Jean Charest a commencé à marteler ses lignes de campagne : « Il s'agira de faire un choix entre deux visions de société », déclarait-il mardi dernier à Sherbrooke à l'occasion de la soirée d'investiture qui le confirmait comme candidat de cette circonscription.
Pour les non-initiés cela signifie que les Québécois auront le choix entre la vision libérale et celle du Parti québécois. Or plusieurs indicateurs montrent que, sous Jean Charest, ancien ministre conservateur au fédéral, le Parti libéral du Québec est devenu depuis quelques années une succursale non officielle du parti de conservateur canadien et de son chef Stephen Harper sur le plan idéologique.
C'est donc à un glissement de la doxa libérale vers l'idéologie conservatrice qui nous sera donné en spectacle au cours des quatre prochaines semaines qui précéderont les élections du 4 septembre.
Exit les idéaux centristes, voire de centre-gauche, qui sont traditionnellement associés au parti de Jean Lesage, René Lévesque et autres Claude Castonguay, le « père de l'assurance maladie », et place à la droite déguisée.
Wedge politics
Dès qu'il a obstinément refusé de rencontrer les étudiants au début du conflit que l'on sait, pour ensuite se moquer d'eux à la conférence sur le Plan Nord, il devenait clair que la stratégie du gouvernement serait celle de la wedge issue.
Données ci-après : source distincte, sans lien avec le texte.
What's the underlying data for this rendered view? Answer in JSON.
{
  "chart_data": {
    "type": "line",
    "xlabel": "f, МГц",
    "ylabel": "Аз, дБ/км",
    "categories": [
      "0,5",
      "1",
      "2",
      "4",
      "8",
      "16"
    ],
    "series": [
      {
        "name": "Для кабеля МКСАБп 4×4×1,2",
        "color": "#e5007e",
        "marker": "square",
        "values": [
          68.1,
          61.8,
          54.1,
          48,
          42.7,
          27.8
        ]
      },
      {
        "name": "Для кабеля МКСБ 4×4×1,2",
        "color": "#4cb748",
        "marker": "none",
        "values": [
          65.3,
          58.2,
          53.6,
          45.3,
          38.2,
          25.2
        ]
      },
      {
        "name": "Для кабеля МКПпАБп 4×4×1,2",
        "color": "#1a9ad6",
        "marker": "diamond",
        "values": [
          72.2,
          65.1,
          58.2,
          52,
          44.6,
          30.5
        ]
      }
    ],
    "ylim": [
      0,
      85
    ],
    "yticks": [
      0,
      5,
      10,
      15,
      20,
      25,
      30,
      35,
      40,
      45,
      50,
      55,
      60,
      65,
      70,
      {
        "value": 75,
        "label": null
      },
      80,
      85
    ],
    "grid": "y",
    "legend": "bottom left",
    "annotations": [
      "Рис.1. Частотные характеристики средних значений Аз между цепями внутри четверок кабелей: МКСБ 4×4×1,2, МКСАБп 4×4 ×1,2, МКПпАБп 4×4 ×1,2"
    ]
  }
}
C'est-à-dire la politique de la pomme de discorde qui a pour objectif de diviser l'électorat sur un enjeu émotif (avortement, armes à feu, peine de mort?) et ainsi mieux stigmatiser l'Autre.
Cette façon de faire de la politique, chère aux républicains aux États-Unis et au Reform Party devenu Conservative Party au Canada, n'était pas encore véritablement entrée dans nos mœurs québécoises auparavant.
Un exemple parmi d'autres de cette stratégie de la fissure sociale est cristallisé dans le film La conquête, où l'on voit clairement comment Nicolas Sarkozy a alimenté de toutes pièces la crise des banlieues en France pour se poser en redresseur de torts.
En déclarant devant les caméras qu'il fallait « nettoyer la racaille au Kärcher », l'ancien président conservateur savait, en évoquant ainsi la jeunesse issue de l'immigration maghrébine, qu'il embraserait les cités et que cela nécessiterait ensuite une intervention musclée. Ce que l'on pourrait aussi qualifier de stratégie du pyromane pompier. Une approche très efficace auprès des personnes vulnérables ou xénophobes.
Au Québec, terreau fertile de l'anti-intellectualisme triomphant, ce sont les étudiants qui jouent à merveille le rôle de l'Autre. Eux qui - quelle aubaine! - arborent en plus un symbole rouge habilement amalgamé à l'arnacho-communisme, synonyme de chaos. Il fallait compter ensuite sur le premier ministre pour habilement entretenir le climat de confrontation, notamment par la répression, les offres dérisoires et le mépris tactique.
Il semble opportun de rappeler qu'il existe un lien direct entre Sarkozy et Charest, qui se nomme Paul Desmarais. En effet, le PDG de Power Corporation du Canada est en partie responsable du retour en politique du premier et du passage de la scène fédérale à la scène provinciale du second.
Discours
Si sa stratégie de la wedge issue emprunte au populisme de droite (elle est également fort prisée par l'extrême droite tel le Front national en France), Jean Charest puise également dans les valeurs conservatrices traditionnelles.
Déjà, mardi dernier, à son assemblée d'investiture, il employait les mots « bon père de famille » et parlait de la « juste part » que chacun des cinq enfants de sa famille devait fournir lorsqu'il était gamin, comme de rapporter son assiette à la fin du repas. Ce qui, on en conviendra, est une volonté de séduire l'électorat plus âgé par les valeurs que sont le travail et la famille. Même chose pour l'association systématique de Pauline Marois à... la rue. Un effet de sens puissant, qui n'est pas sans évoquer l'image de la femme de petite vertu dans l'inconscient collectif. Ce qui peut signifier également, pour un certain électorat, les syndicats dans la rue, le trouble, etc.
Mais cette campagne conservatrice qui s'amorce, idée « grotesque » disait le Premier ministre il y a encore quelques semaines, a véritablement commencée avec l'adoption de la Loi 78 (devenue loi 12).
Dénoncée de toutes parts, notamment par la Commission des droits de la personne et des droits de la jeunesse parce qu'elle ne respecte pas les libertés individuelles, cette loi répressive qui sert aussi à baliser les déplacements du chef du PLQ pendant l'actuelle campagne n'est certainement pas une loi libérale dans son essence, mais plutôt une loi crypto-réactionnaire que l'on peut, encore une fois, associée davantage à la droite qu'au centre.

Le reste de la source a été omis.